Senator JESSOP —My question is directed to you, Mr President. I ask: Has your attention been drawn to a leading article in today's Australian headed: `An interference with Parliament's freedom'? It states:

The freedom of Parliament to conduct its proceedings without the supervision or interference of any outside authority . . . is one of the foundations of our democracy.

Reference was made in that article to the excellent statement made by you last week dealing with decisions made in the Supreme Court of New South Wales.

Senator Withers —You should compress it. Your question is too long.

Senator JESSOP —I do not need Senator Withers's help on this very important question. In view of the recent judgment of Mr Justice Cantor of the Supreme Court of New South Wales, supported, in principle, by his colleague Mr Justice Maxwell, relating to the cross-examination in courts of witnesses who have appeared before parliamentary committees, do you see any problems arising from the acceptance of Dr Edelsten to the invitation by the Joint Committee of Public Accounts for him to appear before that Committee? Do you regard this as a pertinent example of the difficulties which inevitably will be faced by committees if the judgment of Mr Justice Cantor were to apply to parliamentary proceedings? Clearly, in relation to the Bill of Rights, it is within your responsibility to deal with this matter.

The PRESIDENT —I thank the honourable senator for his question because, as everyone would realise from the statement that I made to the Senate last Thursday and the debate that ensued, the matter is one of significance not only so far as my office as President of the Senate is concerned but indeed also so far as the Senate itself and the institution of Parliament are involved. The question asked by Senator Jessop touches on one of the problems referred to in my statement to the Senate last week. I shall give consideration to the points that Senator Jessop has made and if I think that I should add something further to the statement that I made to the Parliament last Thursday I shall do so.

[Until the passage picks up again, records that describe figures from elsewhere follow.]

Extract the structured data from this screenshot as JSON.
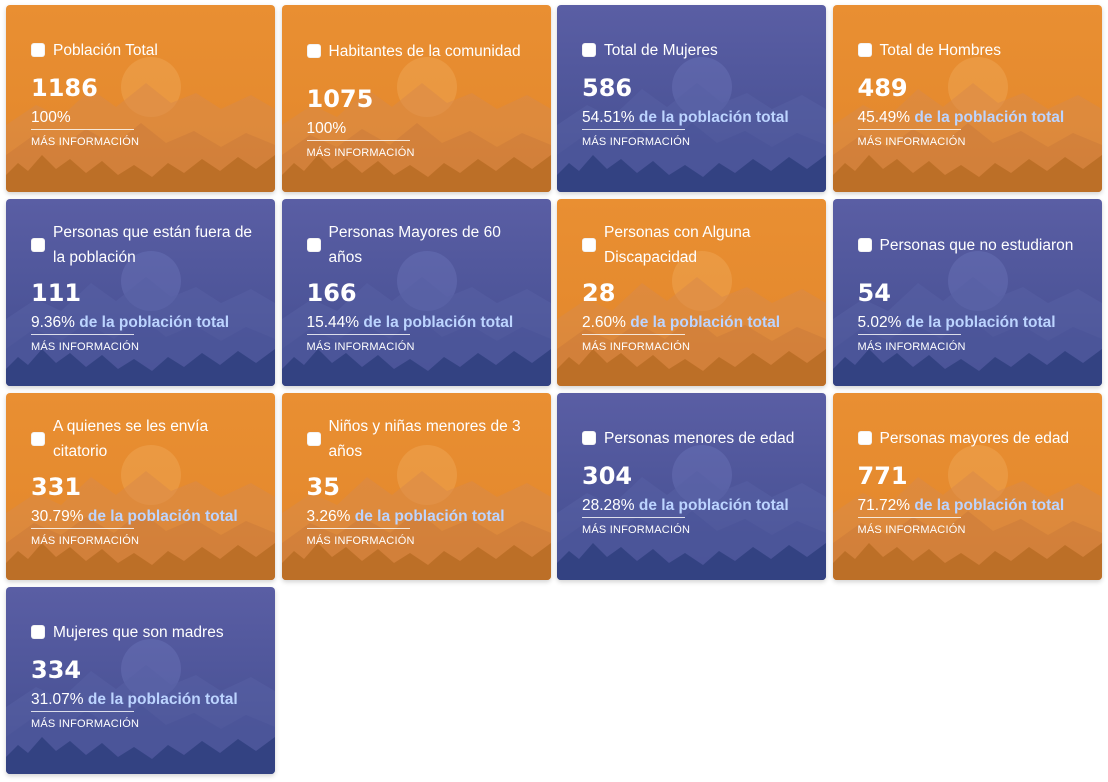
{
  "more_label": "MÁS INFORMACIÓN",
  "colors": {
    "orange": "#e98f32",
    "blue": "#5058a0",
    "pct_suffix": "#bcd4ff"
  },
  "cards": [
    {
      "title": "Población Total",
      "value": "1186",
      "percent": "100%",
      "suffix": "",
      "color": "orange"
    },
    {
      "title": "Habitantes de la comunidad",
      "value": "1075",
      "percent": "100%",
      "suffix": "",
      "color": "orange"
    },
    {
      "title": "Total de Mujeres",
      "value": "586",
      "percent": "54.51%",
      "suffix": "de la población total",
      "color": "blue"
    },
    {
      "title": "Total de Hombres",
      "value": "489",
      "percent": "45.49%",
      "suffix": "de la población total",
      "color": "orange"
    },
    {
      "title": "Personas que están fuera de la población",
      "value": "111",
      "percent": "9.36%",
      "suffix": "de la población total",
      "color": "blue"
    },
    {
      "title": "Personas Mayores de 60 años",
      "value": "166",
      "percent": "15.44%",
      "suffix": "de la población total",
      "color": "blue"
    },
    {
      "title": "Personas con Alguna Discapacidad",
      "value": "28",
      "percent": "2.60%",
      "suffix": "de la población total",
      "color": "orange"
    },
    {
      "title": "Personas que no estudiaron",
      "value": "54",
      "percent": "5.02%",
      "suffix": "de la población total",
      "color": "blue"
    },
    {
      "title": "A quienes se les envía citatorio",
      "value": "331",
      "percent": "30.79%",
      "suffix": "de la población total",
      "color": "orange"
    },
    {
      "title": "Niños y niñas menores de 3 años",
      "value": "35",
      "percent": "3.26%",
      "suffix": "de la población total",
      "color": "orange"
    },
    {
      "title": "Personas menores de edad",
      "value": "304",
      "percent": "28.28%",
      "suffix": "de la población total",
      "color": "blue"
    },
    {
      "title": "Personas mayores de edad",
      "value": "771",
      "percent": "71.72%",
      "suffix": "de la población total",
      "color": "orange"
    },
    {
      "title": "Mujeres que son madres",
      "value": "334",
      "percent": "31.07%",
      "suffix": "de la población total",
      "color": "blue"
    }
  ]
}
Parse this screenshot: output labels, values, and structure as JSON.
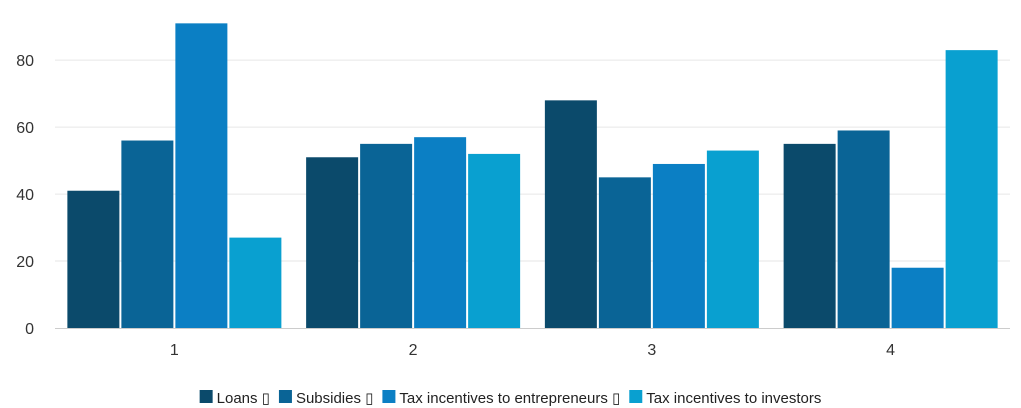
{
  "chart_data": {
    "type": "bar",
    "categories": [
      "1",
      "2",
      "3",
      "4"
    ],
    "series": [
      {
        "name": "Loans",
        "legend_label": "Loans ▯",
        "color": "#0b4a6b",
        "values": [
          41,
          51,
          68,
          55
        ]
      },
      {
        "name": "Subsidies",
        "legend_label": "Subsidies ▯",
        "color": "#0a6496",
        "values": [
          56,
          55,
          45,
          59
        ]
      },
      {
        "name": "Tax incentives to entrepreneurs",
        "legend_label": "Tax incentives to entrepreneurs ▯",
        "color": "#0b7fc4",
        "values": [
          91,
          57,
          49,
          18
        ]
      },
      {
        "name": "Tax incentives to investors",
        "legend_label": "Tax incentives to investors",
        "color": "#09a0d0",
        "values": [
          27,
          52,
          53,
          83
        ]
      }
    ],
    "yticks": [
      0,
      20,
      40,
      60,
      80
    ],
    "ylim": [
      0,
      92
    ],
    "title": "",
    "xlabel": "",
    "ylabel": "",
    "grid": true,
    "legend_position": "bottom"
  }
}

So far as the person to whom Senator Jessop has referred is concerned, whose name was also mentioned in this Parliament last week, I noted that the Chairman of the Public Accounts Committee was in attendance when I presented my statement and during the course of the debate on parliamentary privilege. Doubtless he would have taken cognisance of my statement and the ensuing debate.

I hope that all chairmen of parliamentary committees will give consideration to the contents of my statement and to the debate. I can add nothing to what I have said although I appreciate the point expressed by Senator Jessop in his question. The point made in the Australian editorial is one of great significance to the Senate and to the Parliament and I will seek further advice from my advisers on the subject.